Obviously $F[u]\geq 0$, thus $\inf F \geq 0$. Now, take: $\phi (x):=\begin{cases} 1 -|x-1| &\text{, if } |x-1|\leq 1 \\ 0 &\text{, otherwise}\end{cases}$ and, for $N\in \mathbb{N}$, define $u_N:[0,1]\to \mathbb{R}$ via: $u_N(x):= \frac{1}{2N}\ \sum_{n=0}^{N-1}\phi (2Nx-2n)\; ;$ then $u_N$ is a nonnegative continuous function mapping $[0,1]$ onto $[0,1/(2N)]$ which is a.e. differentiable and, in particular: $u_N^\prime (x)=\pm 1\quad \text{for a.e. } x\in [0,1]\; ;$ hence: $\min \Big\{(u_N^\prime (x)-1)^2,(u_N^\prime (x)+1)^2\Big\} =0 \quad \text{for a.e. } x\in [0,1]$ and therefore: $F[u_N]=\int_0^1 u^2 +\int_0^1\min \Big\{(u_N^\prime (x)-1)^2,(u_N^\prime (x)+1)^2\Big\} \leq \frac{1}{4N^2}\; .$ The latter inequality yields $\inf F =0$.
For the continuity, you can argue as follows.

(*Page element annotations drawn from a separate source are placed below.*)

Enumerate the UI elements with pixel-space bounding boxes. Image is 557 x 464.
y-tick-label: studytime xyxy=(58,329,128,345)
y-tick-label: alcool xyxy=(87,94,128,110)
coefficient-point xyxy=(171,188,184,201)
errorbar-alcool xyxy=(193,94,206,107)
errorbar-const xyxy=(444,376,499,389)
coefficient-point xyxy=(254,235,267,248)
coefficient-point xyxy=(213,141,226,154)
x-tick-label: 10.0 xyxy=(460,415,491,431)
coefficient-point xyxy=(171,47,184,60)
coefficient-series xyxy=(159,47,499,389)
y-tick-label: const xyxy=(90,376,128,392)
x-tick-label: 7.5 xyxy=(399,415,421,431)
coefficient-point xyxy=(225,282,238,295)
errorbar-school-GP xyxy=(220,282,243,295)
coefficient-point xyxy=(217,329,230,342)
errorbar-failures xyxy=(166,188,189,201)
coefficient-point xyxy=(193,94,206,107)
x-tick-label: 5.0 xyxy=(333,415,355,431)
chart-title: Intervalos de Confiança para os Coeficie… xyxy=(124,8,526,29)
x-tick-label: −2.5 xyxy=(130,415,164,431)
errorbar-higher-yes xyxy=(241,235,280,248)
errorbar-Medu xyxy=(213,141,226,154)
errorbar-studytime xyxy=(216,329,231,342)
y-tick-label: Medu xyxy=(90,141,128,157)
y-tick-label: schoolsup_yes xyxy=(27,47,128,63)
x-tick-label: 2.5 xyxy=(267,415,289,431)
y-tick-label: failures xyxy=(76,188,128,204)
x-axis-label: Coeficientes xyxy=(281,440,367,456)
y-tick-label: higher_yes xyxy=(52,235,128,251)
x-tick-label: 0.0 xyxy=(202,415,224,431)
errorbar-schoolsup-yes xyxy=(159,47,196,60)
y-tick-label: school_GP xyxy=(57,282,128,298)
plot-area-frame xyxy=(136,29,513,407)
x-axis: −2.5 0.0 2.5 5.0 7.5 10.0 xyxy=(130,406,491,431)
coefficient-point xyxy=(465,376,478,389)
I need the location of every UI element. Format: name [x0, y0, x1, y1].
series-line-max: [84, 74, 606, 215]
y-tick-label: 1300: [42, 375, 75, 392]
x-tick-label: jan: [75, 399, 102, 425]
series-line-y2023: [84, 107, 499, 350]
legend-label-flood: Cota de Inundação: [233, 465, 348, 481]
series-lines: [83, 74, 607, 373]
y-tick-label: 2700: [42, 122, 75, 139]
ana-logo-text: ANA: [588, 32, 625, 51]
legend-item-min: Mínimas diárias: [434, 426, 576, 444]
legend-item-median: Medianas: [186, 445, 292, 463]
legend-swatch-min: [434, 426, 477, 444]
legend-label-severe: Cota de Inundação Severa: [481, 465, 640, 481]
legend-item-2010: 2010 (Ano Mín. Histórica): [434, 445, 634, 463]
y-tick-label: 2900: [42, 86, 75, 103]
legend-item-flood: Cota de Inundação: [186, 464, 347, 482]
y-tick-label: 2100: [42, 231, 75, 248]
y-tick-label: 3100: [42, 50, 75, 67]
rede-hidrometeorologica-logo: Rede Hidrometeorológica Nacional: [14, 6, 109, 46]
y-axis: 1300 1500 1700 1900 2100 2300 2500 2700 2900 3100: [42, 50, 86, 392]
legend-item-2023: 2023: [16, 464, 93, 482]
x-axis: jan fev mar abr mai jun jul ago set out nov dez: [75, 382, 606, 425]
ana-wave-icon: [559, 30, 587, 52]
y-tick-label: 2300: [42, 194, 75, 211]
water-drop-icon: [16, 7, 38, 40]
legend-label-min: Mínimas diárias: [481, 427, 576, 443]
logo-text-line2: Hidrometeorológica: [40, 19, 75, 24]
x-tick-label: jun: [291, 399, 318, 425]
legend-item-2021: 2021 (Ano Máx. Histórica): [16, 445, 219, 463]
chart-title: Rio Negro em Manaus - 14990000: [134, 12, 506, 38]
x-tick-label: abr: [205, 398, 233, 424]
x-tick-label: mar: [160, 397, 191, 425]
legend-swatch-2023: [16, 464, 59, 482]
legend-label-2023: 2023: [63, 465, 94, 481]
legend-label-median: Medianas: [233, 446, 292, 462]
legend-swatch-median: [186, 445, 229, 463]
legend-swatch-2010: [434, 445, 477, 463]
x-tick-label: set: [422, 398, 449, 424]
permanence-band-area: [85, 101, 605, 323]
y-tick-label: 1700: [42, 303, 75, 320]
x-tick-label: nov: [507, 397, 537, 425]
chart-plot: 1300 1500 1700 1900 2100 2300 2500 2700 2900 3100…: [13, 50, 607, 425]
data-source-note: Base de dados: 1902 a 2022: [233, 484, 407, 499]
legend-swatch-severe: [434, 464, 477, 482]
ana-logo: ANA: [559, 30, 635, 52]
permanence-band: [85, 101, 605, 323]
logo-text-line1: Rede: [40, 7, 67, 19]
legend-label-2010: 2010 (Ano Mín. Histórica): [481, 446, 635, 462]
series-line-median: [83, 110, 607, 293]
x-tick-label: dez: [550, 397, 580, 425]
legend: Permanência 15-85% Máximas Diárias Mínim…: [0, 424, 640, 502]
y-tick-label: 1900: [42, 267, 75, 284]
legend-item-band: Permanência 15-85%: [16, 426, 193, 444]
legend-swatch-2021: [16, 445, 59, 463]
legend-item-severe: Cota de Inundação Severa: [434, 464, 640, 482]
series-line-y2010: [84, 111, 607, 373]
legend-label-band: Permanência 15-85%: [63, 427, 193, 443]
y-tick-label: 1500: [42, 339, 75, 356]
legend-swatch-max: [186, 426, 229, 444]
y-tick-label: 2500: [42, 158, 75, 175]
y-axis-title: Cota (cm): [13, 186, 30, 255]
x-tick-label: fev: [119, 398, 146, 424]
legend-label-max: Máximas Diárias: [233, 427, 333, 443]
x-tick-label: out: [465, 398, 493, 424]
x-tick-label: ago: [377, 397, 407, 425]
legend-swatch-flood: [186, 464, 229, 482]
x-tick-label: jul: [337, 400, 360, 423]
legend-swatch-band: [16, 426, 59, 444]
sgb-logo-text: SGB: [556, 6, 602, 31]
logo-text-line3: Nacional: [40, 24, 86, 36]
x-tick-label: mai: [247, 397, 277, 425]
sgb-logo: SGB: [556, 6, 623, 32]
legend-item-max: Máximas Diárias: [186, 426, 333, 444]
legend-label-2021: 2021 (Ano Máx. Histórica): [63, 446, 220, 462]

You notice that using the reverse triangular inequality and other elementary tricks you get: $\begin{split} |F[u]-F[v]| &\leq \Big| \lVert u\rVert_2^2 -\lVert v\rVert_2^2\Big|\\ &\phantom{\leq} + \left| \int_0^1 \bigg( \min \Big\{ |u^\prime -1|,|u^\prime +1|\Big\}\bigg)^2 -\int_0^1\bigg( \min \Big\{ |v^\prime -1|,|v^\prime +1|\Big\}\bigg)^2\right|\\ &= (\lVert u\rVert_2+\lVert v\rVert_2)\ \Big| \lVert u\rVert_2 -\lVert v\rVert_2 \Big|\\ &\phantom{\leq} +\left| \left\lVert \min \Big\{ |u^\prime -1|,|u^\prime +1|\Big\}\right\rVert_2^2 -\left\lVert \min \Big\{ |v^\prime -1|,|v^\prime +1|\Big\} \right\rVert_2^2\right|\\ &\leq (\lVert u\rVert_2+\lVert v\rVert_2)\ \Big| \lVert u\rVert_2 -\lVert v\rVert_2 \Big|\\ &\phantom{\leq} +\left( \left\lVert \min \Big\{ |u^\prime -1|,|u^\prime +1|\Big\}\right\rVert_2 +\left\lVert \min \Big\{ |v^\prime -1|,|v^\prime +1|\Big\}\right\rVert_2 \right)\times \\ &\phantom{\leq +}\times \left| \left\lVert \min \Big\{ |u^\prime -1|,|u^\prime +1|\Big\}\right\rVert_2 -\left\lVert \min \Big\{ |v^\prime -1|,|v^\prime +1|\Big\}\right\rVert_2 \right|\\ &\leq (\lVert u\rVert_2+\lVert v\rVert_2)\ \lVert u-v\rVert_2\\ &\phantom{\leq} +\left( \left\lVert \min \Big\{ |u^\prime -1|,|u^\prime +1|\Big\}\right\rVert_2 +\left\lVert \min \Big\{ |v^\prime -1|,|v^\prime +1|\Big\}\right\rVert_2 \right)\times \\ &\phantom{\leq +} \times \left\lVert \min \Big\{ |u^\prime -1|,|u^\prime +1|\Big\} -\min \Big\{ |v^\prime -1|,|v^\prime +1|\Big\}\right\rVert_2\end{split}$ for each $u,v\in W^{1,2}(0,1)$. Now, it is easy to prove that function: $\mathbb{R}\ni s\mapsto \min \Big\{ |s-1|,|s+1| \Big\} \in \mathbb{R}$ is Lipschitz with constant $L=1$ (draw a picture), hence: $\tag{1} \begin{split} |F[u]-F[v]| &\leq (\lVert u\rVert_2+\lVert v\rVert_2)\ \lVert u-v\rVert_2\\ &\phantom{\leq} +\left( \left\lVert \min \Big\{ |u^\prime -1|,|u^\prime +1|\Big\}\right\rVert_2 +\left\lVert \min \Big\{ |v^\prime -1|,|v^\prime +1|\Big\}\right\rVert_2 \right)\ \lVert u^\prime -v^\prime\rVert_2 \; . \end{split}$ Finally, if you fix $v$ and let $u\stackrel{W^{1,2}}{\longrightarrow} v$ in (1) you obtain $|F[u]-F[v]|\to 0$ as you wanted.